Não é por acaso que se usa a palavra “macedónia” (“macédoine” em francês, “macedonia” em espanhol) para designar uma salada muito variada e colorida – o termo entrou na culinária no final do século XIX, precisamente quando a “Questão Macedónia” começou a impor-se na política internacional e a converter-se numa dor de cabeça para o Império Otomano, que não sabia como gerir as aspirações contraditórias daquela “salada” de povos e religiões, nem como fazer face às reclamações territoriais dos países vizinhos.

Distribuição de grupos étnicos na “Macedónia geográfica”, 1892

A invenção (e supressão) da Macedónia

O movimento nacionalista macedónio emergiu na viragem dos séculos XIX/XX e teve como figura maior o escritor Georgi Pulevski (1817-1895), que não só foi dos primeiros a defender a ideia de uma Macedónia independente como a reivindicar a particularidade da língua macedónia – que começara por ser uma variante local do búlgaro e que, como este, recorre ao alfabeto cirílico. Um dos livros de Pulevski com maiores repercussões políticas e históricas foi o Dicionário das três línguas (1875), um manual de conversação em albanês, turco e “búlgaro macedónio” (em vez do búlgaro-padrão).
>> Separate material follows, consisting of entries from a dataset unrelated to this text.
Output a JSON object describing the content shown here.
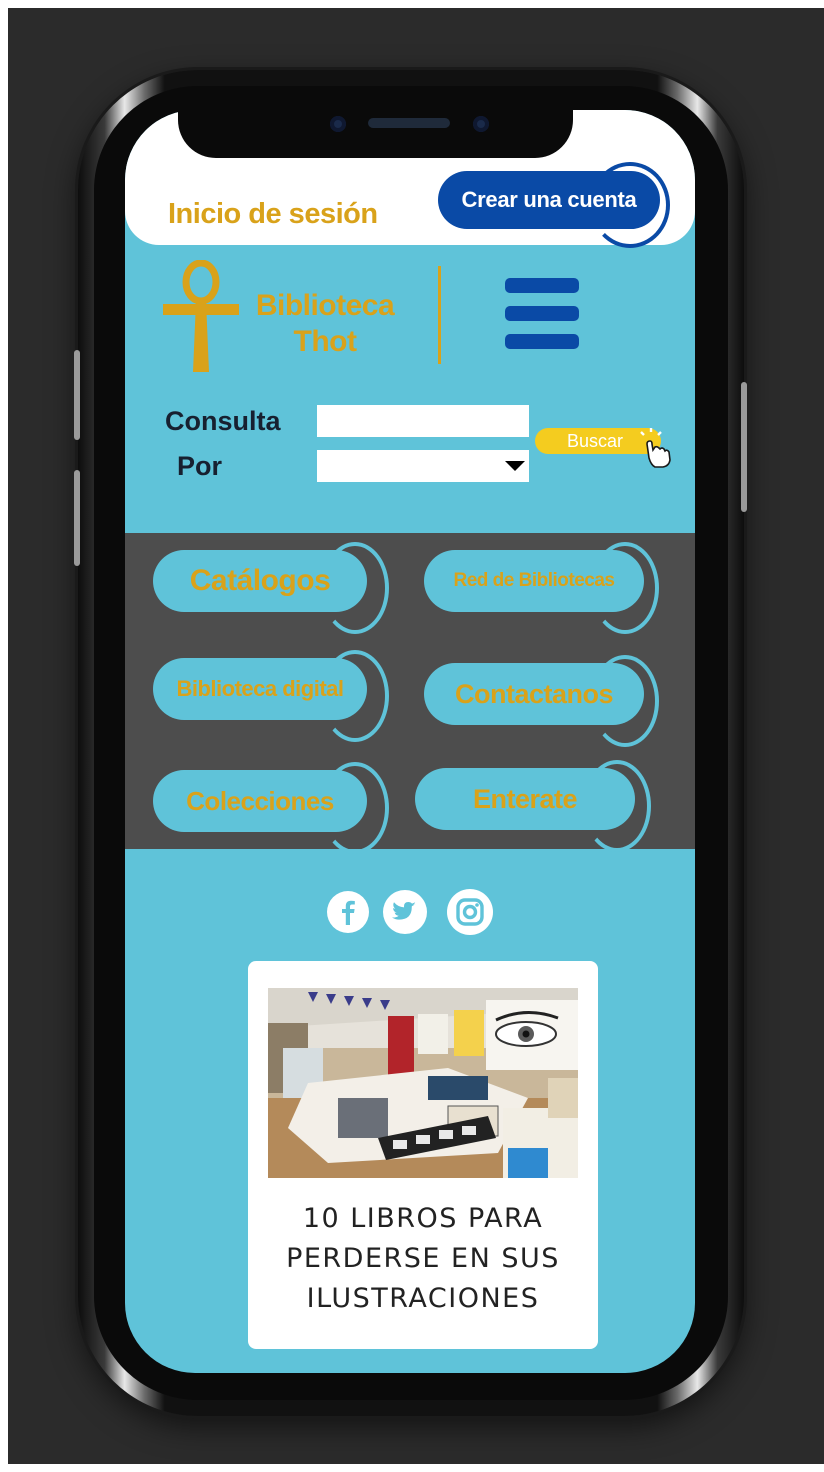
{
  "header": {
    "login_label": "Inicio de sesión",
    "create_account_label": "Crear una cuenta"
  },
  "brand": {
    "name_line1": "Biblioteca",
    "name_line2": "Thot",
    "icon": "ankh-icon"
  },
  "search": {
    "consulta_label": "Consulta",
    "por_label": "Por",
    "query_value": "",
    "por_value": "",
    "button_label": "Buscar"
  },
  "nav": {
    "items": [
      {
        "label": "Catálogos"
      },
      {
        "label": "Red de Bibliotecas"
      },
      {
        "label": "Biblioteca digital"
      },
      {
        "label": "Contactanos"
      },
      {
        "label": "Colecciones"
      },
      {
        "label": "Enterate"
      }
    ]
  },
  "social": {
    "icons": [
      "facebook-icon",
      "twitter-icon",
      "instagram-icon"
    ]
  },
  "article": {
    "title": "10 LIBROS PARA PERDERSE EN SUS ILUSTRACIONES"
  },
  "colors": {
    "primary_blue": "#0a4aa6",
    "accent_gold": "#d9a21a",
    "screen_cyan": "#5fc3d9",
    "panel_gray": "#4d4d4d",
    "search_yellow": "#f4cc1f"
  }
}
Não menos importantes para a definição da identidade nacional macedónia foram os poemas “patrióticos” publicados por Pulevski em 1878 e 1879 e a Gramática da língua do povo macedónio (1880).

Georgi Pulevski

Não tardou que esta agitação intelectual se materializasse em grupos separatistas, dos quais o mais importante era a Organização Revolucionária Interna da Macedónia (VMRO), fundada em 1893 e que desenvolvera acções de guerrilha e levantamentos contra os otomanos. Porém, os separatistas viram defraudadas as suas aspirações, já que a derrota sofrida pelo Império Otomano nas Guerras dos Balcãs, em 1912-13, não trouxe a almejada independência.
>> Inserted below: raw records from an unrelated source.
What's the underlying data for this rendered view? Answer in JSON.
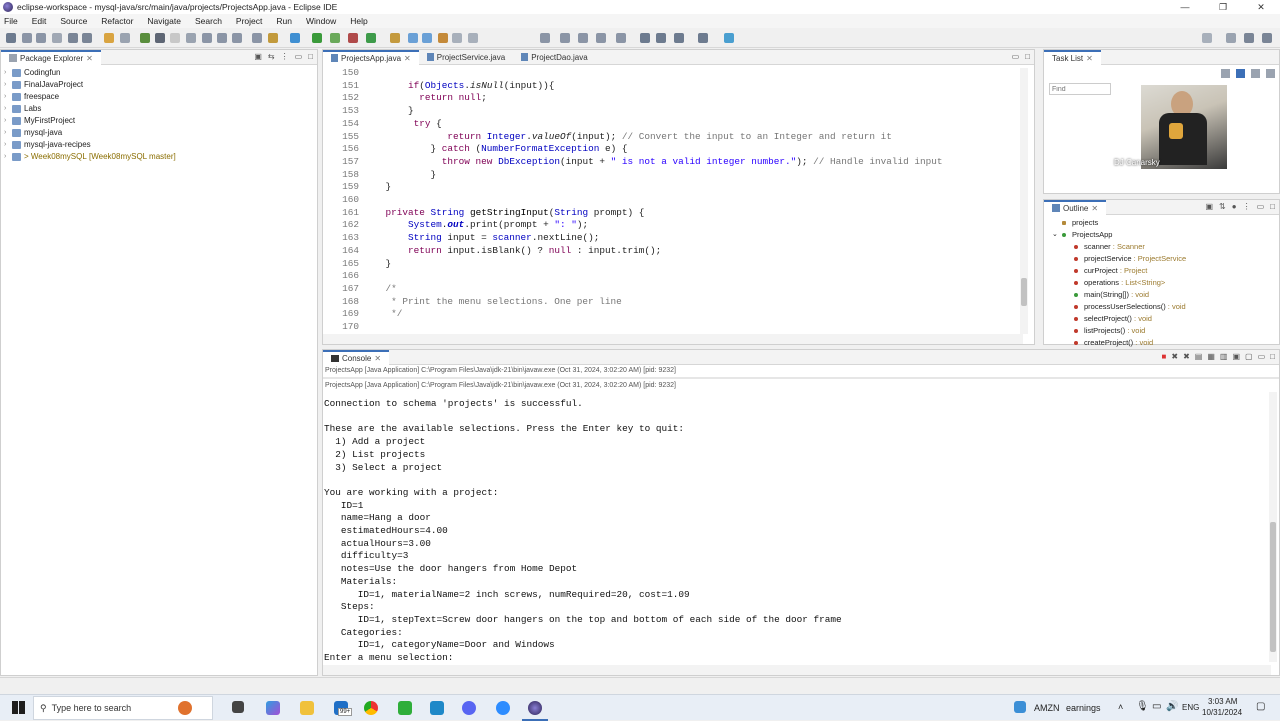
{
  "window": {
    "title": "eclipse-workspace - mysql-java/src/main/java/projects/ProjectsApp.java - Eclipse IDE",
    "min": "—",
    "max": "❐",
    "close": "✕"
  },
  "menu": [
    "File",
    "Edit",
    "Source",
    "Refactor",
    "Navigate",
    "Search",
    "Project",
    "Run",
    "Window",
    "Help"
  ],
  "package_explorer": {
    "title": "Package Explorer",
    "items": [
      {
        "label": "Codingfun",
        "suffix": ""
      },
      {
        "label": "FinalJavaProject",
        "suffix": ""
      },
      {
        "label": "freespace",
        "suffix": ""
      },
      {
        "label": "Labs",
        "suffix": ""
      },
      {
        "label": "MyFirstProject",
        "suffix": ""
      },
      {
        "label": "mysql-java",
        "suffix": ""
      },
      {
        "label": "mysql-java-recipes",
        "suffix": ""
      },
      {
        "label": "> Week08mySQL",
        "suffix": "[Week08mySQL master]"
      }
    ]
  },
  "editor_tabs": [
    "ProjectsApp.java",
    "ProjectService.java",
    "ProjectDao.java"
  ],
  "code_lines": [
    {
      "n": "150",
      "html": ""
    },
    {
      "n": "151",
      "html": "        <span class='kw'>if</span>(<span class='ty'>Objects</span>.<span class='it'>isNull</span>(input)){"
    },
    {
      "n": "152",
      "html": "          <span class='kw'>return</span> <span class='kw'>null</span>;"
    },
    {
      "n": "153",
      "html": "        }"
    },
    {
      "n": "154",
      "html": "         <span class='kw'>try</span> {"
    },
    {
      "n": "155",
      "html": "               <span class='kw'>return</span> <span class='ty'>Integer</span>.<span class='it'>valueOf</span>(input); <span class='cm'>// Convert the input to an Integer and return it</span>"
    },
    {
      "n": "156",
      "html": "            } <span class='kw'>catch</span> (<span class='ty'>NumberFormatException</span> e) {"
    },
    {
      "n": "157",
      "html": "              <span class='kw'>throw</span> <span class='kw'>new</span> <span class='ty'>DbException</span>(input + <span class='str'>\" is not a valid integer number.\"</span>); <span class='cm'>// Handle invalid input</span>"
    },
    {
      "n": "158",
      "html": "            }"
    },
    {
      "n": "159",
      "html": "    }"
    },
    {
      "n": "160",
      "html": ""
    },
    {
      "n": "161",
      "html": "    <span class='kw'>private</span> <span class='ty'>String</span> <span class='mth'>getStringInput</span>(<span class='ty'>String</span> prompt) {"
    },
    {
      "n": "162",
      "html": "        <span class='ty'>System</span>.<span class='fld'>out</span>.print(prompt + <span class='str'>\": \"</span>);"
    },
    {
      "n": "163",
      "html": "        <span class='ty'>String</span> input = <span class='ty'>scanner</span>.nextLine();"
    },
    {
      "n": "164",
      "html": "        <span class='kw'>return</span> input.isBlank() ? <span class='kw'>null</span> : input.trim();"
    },
    {
      "n": "165",
      "html": "    }"
    },
    {
      "n": "166",
      "html": ""
    },
    {
      "n": "167",
      "html": "    <span class='cm'>/*</span>"
    },
    {
      "n": "168",
      "html": "     <span class='cm'>* Print the menu selections. One per line</span>"
    },
    {
      "n": "169",
      "html": "     <span class='cm'>*/</span>"
    },
    {
      "n": "170",
      "html": ""
    }
  ],
  "task_list": {
    "title": "Task List",
    "find_placeholder": "Find"
  },
  "webcam": {
    "name": "DJ Canarsky"
  },
  "outline": {
    "title": "Outline",
    "items": [
      {
        "label": "projects",
        "type": "",
        "indent": 1
      },
      {
        "label": "ProjectsApp",
        "type": "",
        "indent": 1
      },
      {
        "label": "scanner",
        "type": ": Scanner",
        "indent": 2
      },
      {
        "label": "projectService",
        "type": ": ProjectService",
        "indent": 2
      },
      {
        "label": "curProject",
        "type": ": Project",
        "indent": 2
      },
      {
        "label": "operations",
        "type": ": List<String>",
        "indent": 2
      },
      {
        "label": "main(String[])",
        "type": ": void",
        "indent": 2
      },
      {
        "label": "processUserSelections()",
        "type": ": void",
        "indent": 2
      },
      {
        "label": "selectProject()",
        "type": ": void",
        "indent": 2
      },
      {
        "label": "listProjects()",
        "type": ": void",
        "indent": 2
      },
      {
        "label": "createProject()",
        "type": ": void",
        "indent": 2
      }
    ]
  },
  "console": {
    "title": "Console",
    "status1": "ProjectsApp [Java Application] C:\\Program Files\\Java\\jdk-21\\bin\\javaw.exe  (Oct 31, 2024, 3:02:20 AM) [pid: 9232]",
    "status2": "ProjectsApp [Java Application] C:\\Program Files\\Java\\jdk-21\\bin\\javaw.exe  (Oct 31, 2024, 3:02:20 AM) [pid: 9232]",
    "lines": [
      "Connection to schema 'projects' is successful.",
      "",
      "These are the available selections. Press the Enter key to quit:",
      "  1) Add a project",
      "  2) List projects",
      "  3) Select a project",
      "",
      "You are working with a project:",
      "   ID=1",
      "   name=Hang a door",
      "   estimatedHours=4.00",
      "   actualHours=3.00",
      "   difficulty=3",
      "   notes=Use the door hangers from Home Depot",
      "   Materials:",
      "      ID=1, materialName=2 inch screws, numRequired=20, cost=1.09",
      "   Steps:",
      "      ID=1, stepText=Screw door hangers on the top and bottom of each side of the door frame",
      "   Categories:",
      "      ID=1, categoryName=Door and Windows",
      "Enter a menu selection:"
    ]
  },
  "taskbar": {
    "search_placeholder": "Type here to search",
    "stock": "AMZN",
    "stock_label": "earnings",
    "lang": "ENG",
    "time": "3:03 AM",
    "date": "10/31/2024",
    "badge": "99+"
  }
}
O Tratado de Bucareste, em 1913, consagrou a repartição da “Macedónia geográfica” entre a Sérvia, que ficou com 38% do território, correspondendo às zonas de dominância étnica eslava, a norte (Macedónia Vardar, cujo nome provém do rio Vardar); a Grécia, que ficou com 52% do território, correspondendo às zonas de dominância étnica grega, a sul (Macedónia Aegea, por ser banhada pelo Mar Egeu); e a Bulgária, que ficou com 10% do território, a leste (Macedónia Pirin, por associação com os Montes Pirin).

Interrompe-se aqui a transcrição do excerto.